According to Global News, Royal Mounted Canadian Police in British Columbia (BC) announced drug trafficking charges against two Vancouver-area residents in connection with a massive shipment of drugs seized at the Port of Vancouver and in an apartment in Richmond. According to the BC’s Royal Canadian Mounted Police (RCMP), 132 kilograms (291 pounds) of cocaine and 40,000 fentanyl pills were seized.
The 17 month-long investigation started in February 2016 when U.S. authorities alerted RCMP of a shipment discovered at the Long Beach, California seaport bound for Vancouver. Inside a shipping container coming from Brazil, U.S. Customs and Border Protection found three rolling suitcases that held the cocaine. BC RCMP organized crime chief Cal Chrustie said, “We believe they were ‘tailgaiting.’ That’s when drug traffickers piggyback [on] a legitimate shipment of goods.”
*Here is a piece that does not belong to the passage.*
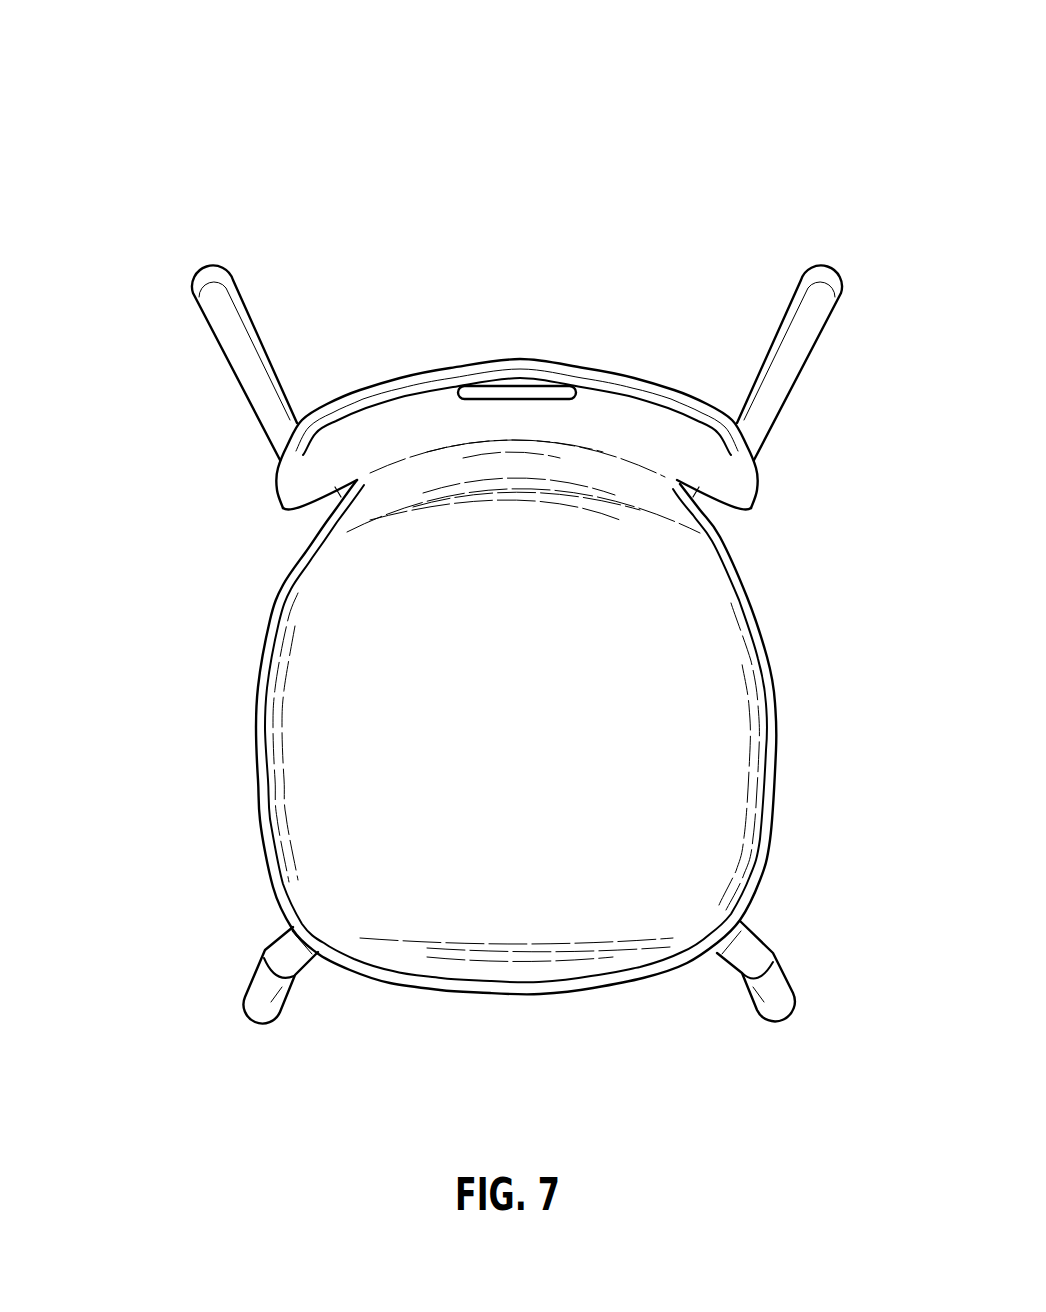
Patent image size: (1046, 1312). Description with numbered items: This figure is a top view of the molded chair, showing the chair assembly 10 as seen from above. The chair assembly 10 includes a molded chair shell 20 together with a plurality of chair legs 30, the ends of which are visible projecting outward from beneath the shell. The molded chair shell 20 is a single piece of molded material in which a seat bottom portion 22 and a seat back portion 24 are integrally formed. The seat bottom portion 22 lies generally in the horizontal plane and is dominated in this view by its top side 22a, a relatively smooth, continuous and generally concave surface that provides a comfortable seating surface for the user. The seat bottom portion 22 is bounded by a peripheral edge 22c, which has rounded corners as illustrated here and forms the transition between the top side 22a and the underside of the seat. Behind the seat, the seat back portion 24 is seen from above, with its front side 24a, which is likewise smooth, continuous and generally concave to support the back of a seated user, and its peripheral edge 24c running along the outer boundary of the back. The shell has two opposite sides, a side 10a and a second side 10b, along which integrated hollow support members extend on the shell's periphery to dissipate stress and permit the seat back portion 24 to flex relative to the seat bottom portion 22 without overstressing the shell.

When the ship docked in Vancouver, RCMP was waiting and arrested the two alleged drug traffickers after they picked up the suitcases at the port. RCMP obtained a search warrant for the apartment in Richmond and found additional evidence there, including 40,000 fentanyl pills and one kilogram of methamphetamine.
Yan Chau Lam, a.k.a. Andrew Lam, has been charged with one count of conspiring to import a controlled substance, contrary to the Controlled Drugs and Substances Act, one count of conspiring to possess a controlled substance for purpose of trafficking, and three counts of unlawfully possessing a controlled substance for the purpose of trafficking. Gertrude Cheong, a.k.a. Sok Wai Cheong, has been charged with one count of conspiring to possess a controlled substance for the purpose of trafficking.
RCMP chief Chrustie said, “These seizures would definitely have impacted the transnational organized crime networks involved. Even more importantly, we believe that preventing these drugs from reaching our communities has undoubtedly saved countless lives.” According to Straight.com, 80% of fatal drug overdoses in British Columbia in the first seven months of 2017 involved fentanyl. It is estimated that 1,500 people will die from overdoses in the region this year.